Why “magic words” is the wrong model
Dressing a prompt up — “you are a genius copywriter,” “think step by step,” politeness, ALL CAPS urgency — occasionally nudges the tone, but that’s not where the gains are, and treating it as the secret sets you up to be disappointed. Structure beats flourish every time. If you find yourself hunting for a clever phrase, stop and check the five instead: which one did I leave out?
There’s a practical bonus to briefing this way. A vague prompt fails quietly — you get a plausible answer and can’t tell what it assumed. A specific brief fails loudly: if Claude misreads something, you can usually see it, because you can hold the reply up against what you asked for. That’s the whole game — keeping yourself in a position to check.
Picture a job you’d hand Claude tomorrow. Of the five — context, goal, format, examples, constraints — which would you be tempted to leave out?
What could Claude get wrong if you did — and would you notice, or would it fail quietly?

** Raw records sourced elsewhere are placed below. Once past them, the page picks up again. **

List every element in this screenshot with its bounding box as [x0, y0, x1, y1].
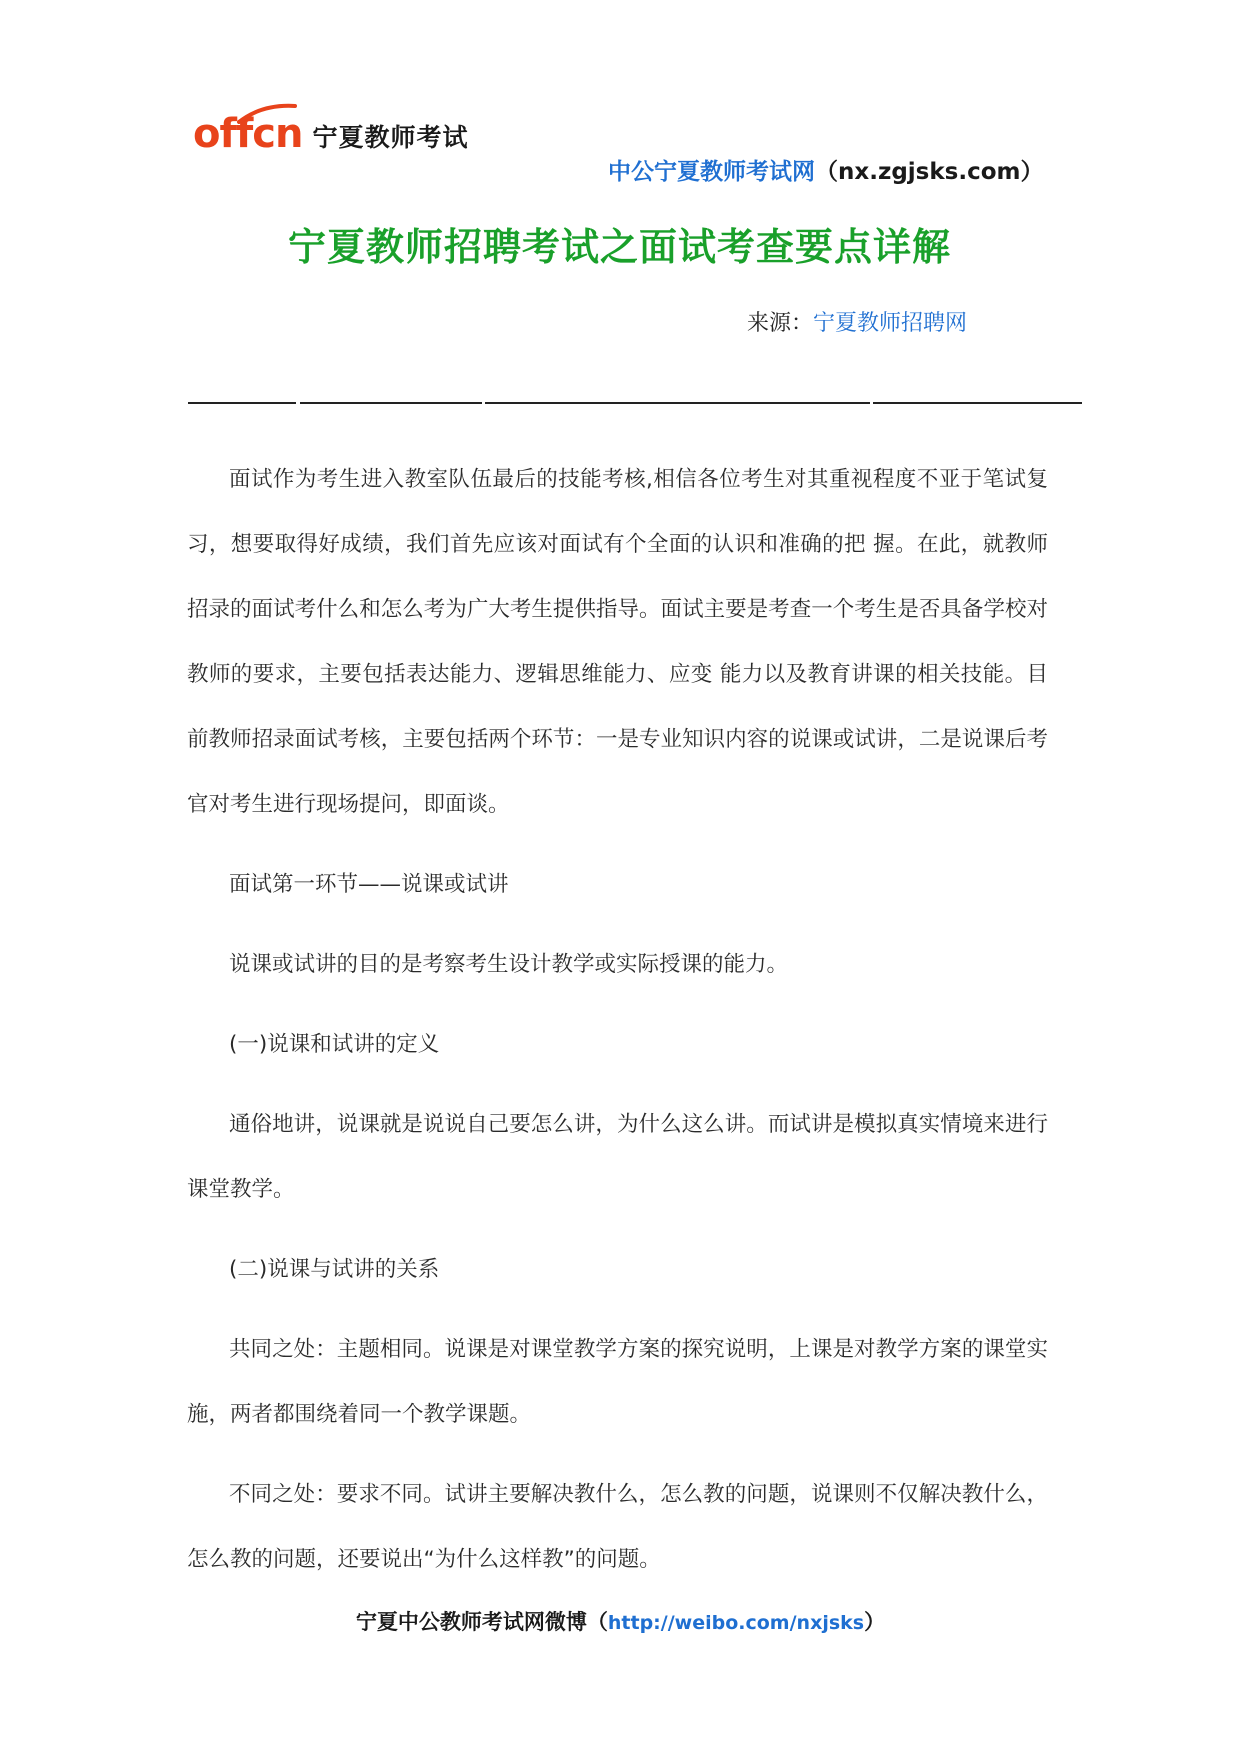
footer-line — [0, 1606, 1241, 1639]
subsection-heading: (一)说课和试讲的定义 — [229, 1032, 440, 1057]
source-link[interactable]: 宁夏教师招聘网 — [813, 311, 968, 336]
section-heading: 面试第一环节——说课或试讲 — [229, 872, 509, 897]
paragraph: 通俗地讲，说课就是说说自己要怎么讲，为什么这么讲。而试讲是模拟真实情境来进行课堂教学。 — [187, 1112, 1048, 1202]
paragraph: 说课或试讲的目的是考察考生设计教学或实际授课的能力。 — [229, 952, 789, 977]
site-header-line — [608, 156, 1044, 188]
footer-name: 宁夏中公教师考试网微博（ — [355, 1610, 608, 1634]
paragraph: 不同之处：要求不同。试讲主要解决教什么，怎么教的问题，说课则不仅解决教什么，怎么教的问题，还要说出“为什么这样教”的问题。 — [187, 1482, 1048, 1572]
paragraph-intro: 面试作为考生进入教室队伍最后的技能考核,相信各位考生对其重视程度不亚于笔试复习，想要取得好成绩，我们首先应该对面试有个全面的认识和准确的把 握。在此，就教师招录的面试考什么和怎么考为广大考生提供指导。面试主要是考查一个考生是否具备学校对教师的要求，主要包括表达能力、逻辑思维能力、应变 能力以及教育讲课的相关技能。目前教师招录面试考核，主要包括两个环节：一是专业知识内容的说课或试讲，二是说课后考官对考生进行现场提问，即面谈。 — [187, 467, 1048, 817]
logo-wordmark: offcn — [193, 111, 303, 157]
footer-weibo-link[interactable]: http://weibo.com/nxjsks — [607, 1612, 865, 1634]
source-line — [747, 308, 967, 340]
logo-swoosh-icon — [237, 102, 297, 124]
site-name-link[interactable]: 中公宁夏教师考试网 — [608, 159, 815, 185]
footer-close-paren: ） — [864, 1610, 886, 1634]
paragraph: 共同之处：主题相同。说课是对课堂教学方案的探究说明，上课是对教学方案的课堂实施，两者都围绕着同一个教学课题。 — [187, 1337, 1048, 1427]
rule-gap — [870, 402, 873, 404]
source-label: 来源： — [747, 311, 814, 336]
rule-gap — [296, 402, 300, 404]
article-body — [187, 447, 1048, 1607]
separator-rule — [188, 402, 1082, 404]
logo-text: 宁夏教师考试 — [312, 123, 469, 152]
site-url: （nx.zgjsks.com） — [815, 159, 1044, 185]
rule-gap — [482, 402, 485, 404]
offcn-logo — [193, 106, 469, 156]
article-title — [0, 221, 1241, 273]
logo-mark — [193, 112, 302, 156]
subsection-heading: (二)说课与试讲的关系 — [229, 1257, 440, 1282]
article-title-text: 宁夏教师招聘考试之面试考查要点详解 — [287, 225, 951, 269]
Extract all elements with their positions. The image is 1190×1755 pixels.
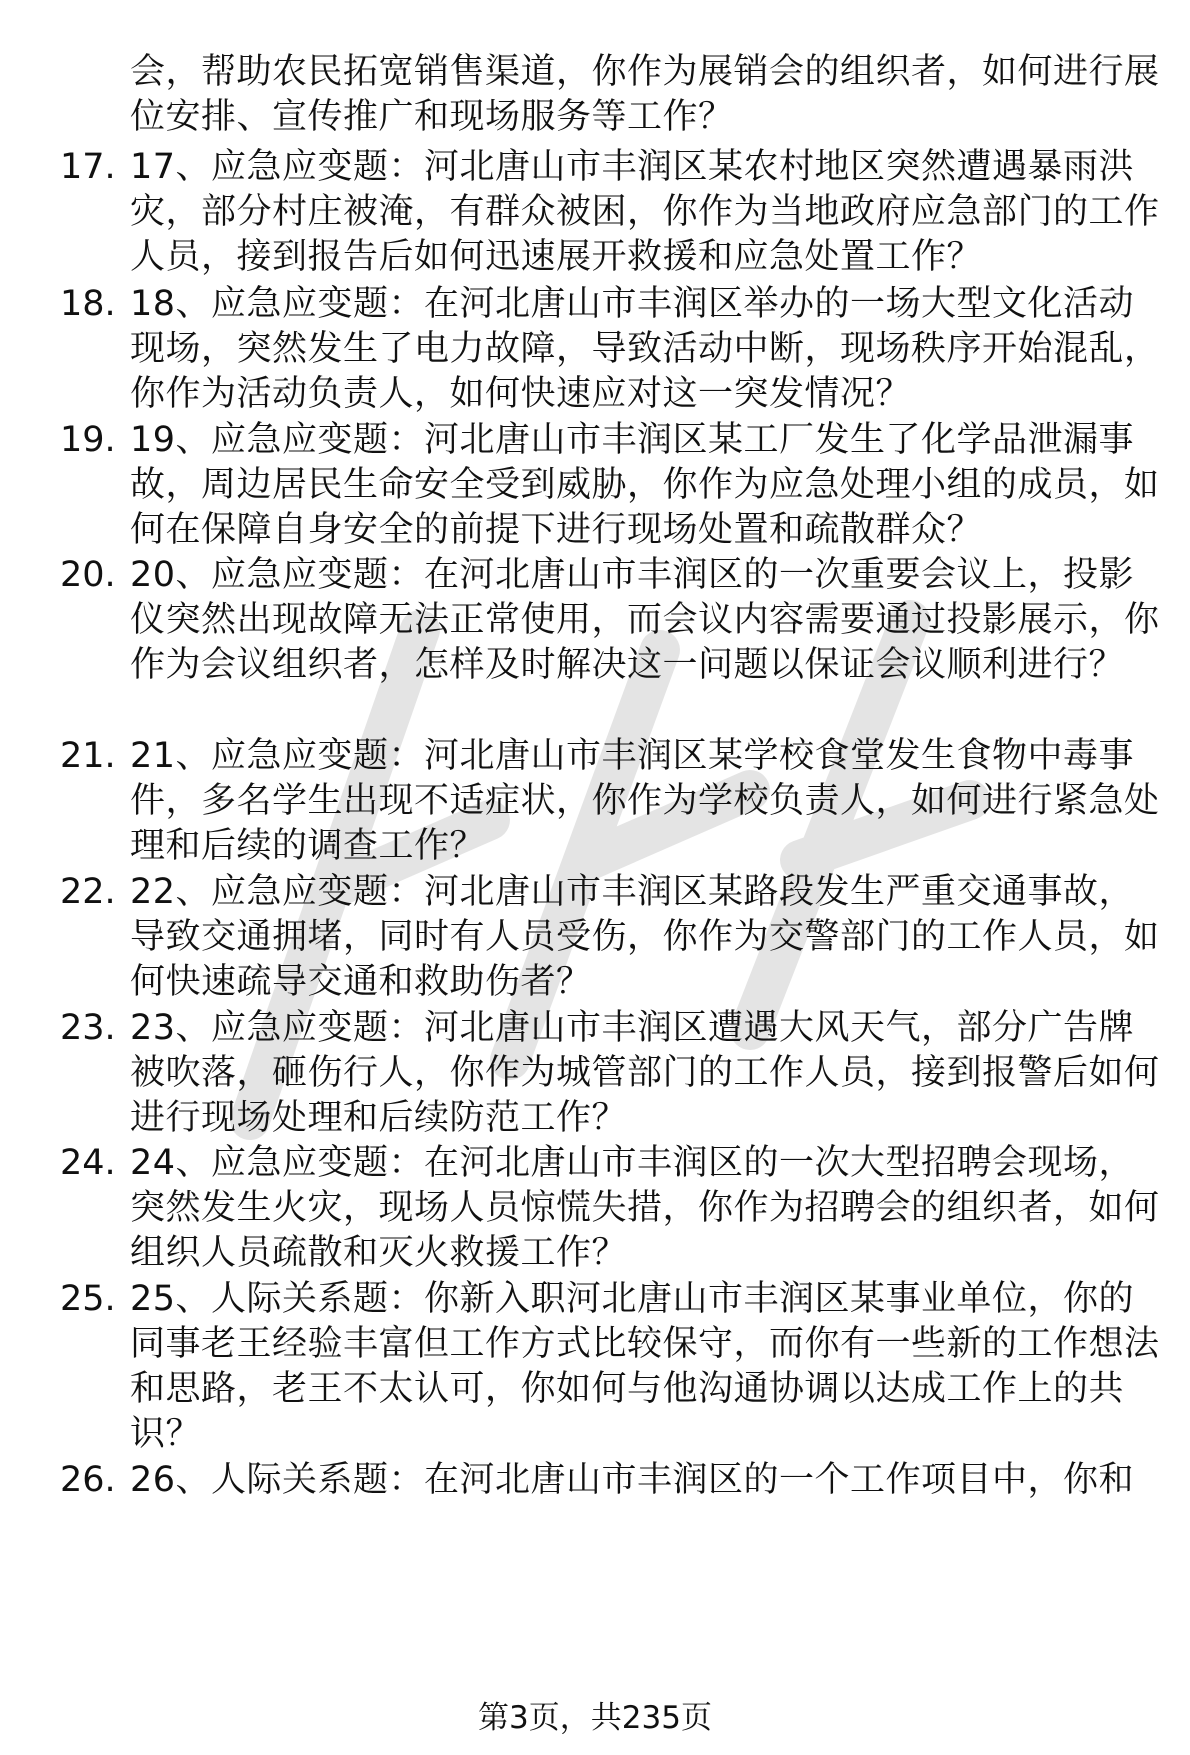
item-text: 17、应急应变题：河北唐山市丰润区某农村地区突然遭遇暴雨洪灾，部分村庄被淹，有群众被困，你作为当地政府应急部门的工作人员，接到报告后如何迅速展开救援和应急处置工作？ bbox=[130, 147, 1160, 277]
page-footer: 第3页，共235页 bbox=[478, 1700, 712, 1736]
item-text: 18、应急应变题：在河北唐山市丰润区举办的一场大型文化活动现场，突然发生了电力故障，导致活动中断，现场秩序开始混乱，你作为活动负责人，如何快速应对这一突发情况？ bbox=[130, 284, 1160, 414]
item-number: 17. bbox=[60, 147, 116, 187]
continuation-paragraph: 会，帮助农民拓宽销售渠道，你作为展销会的组织者，如何进行展位安排、宣传推广和现场服务等工作？ bbox=[130, 52, 1160, 137]
item-number: 26. bbox=[60, 1460, 116, 1500]
item-number: 18. bbox=[60, 284, 116, 324]
item-number: 23. bbox=[60, 1008, 116, 1048]
item-number: 24. bbox=[60, 1143, 116, 1183]
item-number: 22. bbox=[60, 872, 116, 912]
item-text: 19、应急应变题：河北唐山市丰润区某工厂发生了化学品泄漏事故，周边居民生命安全受到威胁，你作为应急处理小组的成员，如何在保障自身安全的前提下进行现场处置和疏散群众？ bbox=[130, 420, 1160, 550]
item-number: 19. bbox=[60, 420, 116, 460]
item-text: 26、人际关系题：在河北唐山市丰润区的一个工作项目中，你和 bbox=[130, 1460, 1135, 1500]
item-text: 20、应急应变题：在河北唐山市丰润区的一次重要会议上，投影仪突然出现故障无法正常使用，而会议内容需要通过投影展示，你作为会议组织者，怎样及时解决这一问题以保证会议顺利进行？ bbox=[130, 555, 1160, 685]
item-number: 20. bbox=[60, 555, 116, 595]
item-text: 24、应急应变题：在河北唐山市丰润区的一次大型招聘会现场，突然发生火灾，现场人员惊慌失措，你作为招聘会的组织者，如何组织人员疏散和灭火救援工作？ bbox=[130, 1143, 1160, 1273]
item-text: 21、应急应变题：河北唐山市丰润区某学校食堂发生食物中毒事件，多名学生出现不适症状，你作为学校负责人，如何进行紧急处理和后续的调查工作？ bbox=[130, 736, 1160, 866]
item-text: 22、应急应变题：河北唐山市丰润区某路段发生严重交通事故，导致交通拥堵，同时有人员受伤，你作为交警部门的工作人员，如何快速疏导交通和救助伤者？ bbox=[130, 872, 1160, 1002]
item-number: 25. bbox=[60, 1279, 116, 1319]
item-text: 23、应急应变题：河北唐山市丰润区遭遇大风天气，部分广告牌被吹落，砸伤行人，你作为城管部门的工作人员，接到报警后如何进行现场处理和后续防范工作？ bbox=[130, 1008, 1160, 1138]
item-text: 25、人际关系题：你新入职河北唐山市丰润区某事业单位，你的同事老王经验丰富但工作方式比较保守，而你有一些新的工作想法和思路，老王不太认可，你如何与他沟通协调以达成工作上的共识？ bbox=[130, 1279, 1160, 1454]
item-number: 21. bbox=[60, 736, 116, 776]
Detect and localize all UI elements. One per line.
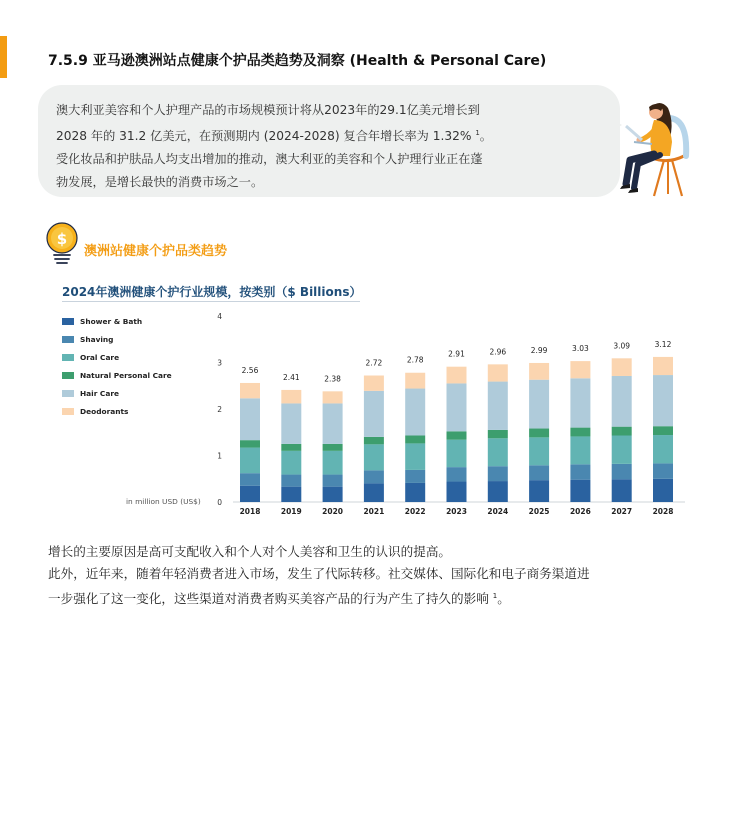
x-tick-label: 2027 xyxy=(611,507,633,516)
bar-segment xyxy=(240,473,260,486)
bar-segment xyxy=(281,451,301,475)
bar-segment xyxy=(488,438,508,466)
bar-segment xyxy=(653,435,673,463)
legend-label: Deodorants xyxy=(80,406,129,416)
bar-segment xyxy=(240,486,260,502)
bar-segment xyxy=(323,391,343,403)
footnote-ref: 1 xyxy=(492,592,498,600)
y-tick-label: 3 xyxy=(217,358,222,368)
x-tick-label: 2019 xyxy=(280,507,302,516)
bar-total-label: 2.78 xyxy=(406,355,424,365)
bar-segment xyxy=(529,465,549,480)
svg-text:$: $ xyxy=(56,230,68,248)
y-tick-label: 2 xyxy=(217,405,222,414)
bar-segment xyxy=(653,357,673,375)
y-tick-label: 1 xyxy=(217,451,222,461)
bar-total-label: 3.12 xyxy=(654,339,672,349)
x-tick-label: 2024 xyxy=(487,507,509,516)
bar-total-label: 2.41 xyxy=(282,372,300,382)
bar-segment xyxy=(488,382,508,430)
bar-segment xyxy=(240,440,260,447)
bar-segment xyxy=(364,437,384,444)
body-paragraph: 此外，近年来，随着年轻消费者进入市场，发生了代际转移。社交媒体、国际化和电子商务渠道进 xyxy=(48,566,590,581)
bar-segment xyxy=(323,487,343,502)
bar-segment xyxy=(405,483,425,502)
callout-line: 澳大利亚美容和个人护理产品的市场规模预计将从2023年的29.1亿美元增长到 xyxy=(56,103,480,117)
bar-segment xyxy=(240,448,260,474)
bar-segment xyxy=(570,428,590,437)
section-accent-bar xyxy=(0,36,7,78)
bar-segment xyxy=(281,403,301,443)
bar-total-label: 2.99 xyxy=(530,345,548,355)
bar-segment xyxy=(323,444,343,451)
bar-segment xyxy=(529,429,549,438)
callout-line: 2028 年的 31.2 亿美元，在预测期内 (2024-2028) 复合年增长率为 1.32% $^1$。 xyxy=(56,129,492,144)
bar-segment xyxy=(570,361,590,378)
bar-segment xyxy=(323,475,343,487)
y-tick-label: 0 xyxy=(217,498,222,507)
bar-segment xyxy=(529,480,549,502)
x-tick-label: 2022 xyxy=(404,507,426,516)
bar-segment xyxy=(405,470,425,483)
bar-segment xyxy=(323,451,343,475)
woman-with-laptop-icon xyxy=(612,98,692,202)
bar-segment xyxy=(570,378,590,427)
bar-segment xyxy=(570,436,590,464)
bar-segment xyxy=(364,470,384,483)
bar-total-label: 3.09 xyxy=(613,341,631,351)
chart-unit-label: in million USD (US$) xyxy=(126,497,201,506)
bar-segment xyxy=(612,436,632,464)
bar-segment xyxy=(612,479,632,502)
bar-segment xyxy=(612,376,632,427)
bar-segment xyxy=(447,431,467,439)
bar-segment xyxy=(529,380,549,429)
section-title: 7.5.9 亚马逊澳洲站点健康个护品类趋势及洞察 (Health & Personal Care) xyxy=(48,53,547,69)
x-tick-label: 2020 xyxy=(322,507,344,516)
bar-segment xyxy=(653,479,673,502)
bar-segment xyxy=(570,480,590,502)
bar-segment xyxy=(447,367,467,384)
legend-label: Shaving xyxy=(80,334,114,344)
bar-segment xyxy=(447,467,467,481)
bar-segment xyxy=(653,375,673,426)
legend-label: Oral Care xyxy=(80,352,120,362)
callout-line: 受化妆品和护肤品人均支出增加的推动，澳大利亚的美容和个人护理行业正在蓬 xyxy=(56,152,483,167)
bar-total-label: 3.03 xyxy=(572,344,589,354)
body-paragraph: 增长的主要原因是高可支配收入和个人对个人美容和卫生的认识的提高。 xyxy=(48,544,451,559)
bar-segment xyxy=(323,403,343,443)
x-tick-label: 2023 xyxy=(446,507,467,516)
bar-segment xyxy=(612,464,632,479)
x-tick-label: 2028 xyxy=(652,507,674,516)
bar-segment xyxy=(488,481,508,502)
callout-line: 勃发展，是增长最快的消费市场之一。 xyxy=(56,175,264,190)
bar-segment xyxy=(447,440,467,467)
stacked-bar-chart xyxy=(0,300,729,525)
bar-segment xyxy=(364,376,384,391)
bar-segment xyxy=(488,364,508,381)
bar-segment xyxy=(281,390,301,403)
bar-segment xyxy=(653,463,673,478)
bar-total-label: 2.56 xyxy=(241,365,259,375)
bar-segment xyxy=(405,443,425,470)
bar-segment xyxy=(240,383,260,398)
chart-title: 2024年澳洲健康个护行业规模，按类别（$ Billions） xyxy=(62,285,362,299)
bar-segment xyxy=(653,426,673,435)
legend-label: Natural Personal Care xyxy=(80,370,172,380)
x-tick-label: 2025 xyxy=(528,507,550,516)
bar-segment xyxy=(447,482,467,502)
bar-segment xyxy=(281,475,301,487)
bar-segment xyxy=(488,430,508,438)
bar-segment xyxy=(612,427,632,436)
bar-segment xyxy=(447,383,467,431)
legend-label: Shower & Bath xyxy=(80,316,143,326)
footnote-ref: 1 xyxy=(475,129,480,137)
bar-total-label: 2.38 xyxy=(324,374,341,384)
bar-total-label: 2.96 xyxy=(489,347,507,357)
bar-segment xyxy=(488,466,508,481)
bar-segment xyxy=(570,464,590,479)
dollar-bulb-icon xyxy=(46,222,80,270)
bar-segment xyxy=(405,436,425,444)
subsection-title: 澳洲站健康个护品类趋势 xyxy=(84,244,228,259)
callout-text xyxy=(56,99,601,194)
bar-segment xyxy=(529,363,549,380)
bar-segment xyxy=(364,444,384,470)
bar-segment xyxy=(405,373,425,389)
bar-total-label: 2.91 xyxy=(448,349,465,359)
legend-label: Hair Care xyxy=(80,388,119,398)
bar-segment xyxy=(612,358,632,376)
x-tick-label: 2026 xyxy=(569,507,591,516)
bar-segment xyxy=(281,444,301,451)
bar-segment xyxy=(405,389,425,436)
bar-segment xyxy=(364,391,384,437)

You’re the one signing it off
Delegation doesn’t end when the work comes back. When you hand a task to a new hire, you read what they produce before it goes out the door — you own it, your name is on it. Same here. A good brief gets you a strong first draft, not a finished product you send unread. Claude can get details wrong, invent specifics, or misjudge your customer; the next lesson on accuracy goes into exactly how. The point of a clear brief isn’t to hand over control. It’s to get work back you can actually judge — and then to judge it.
Brief it like a capable colleague. Then review it like one, too.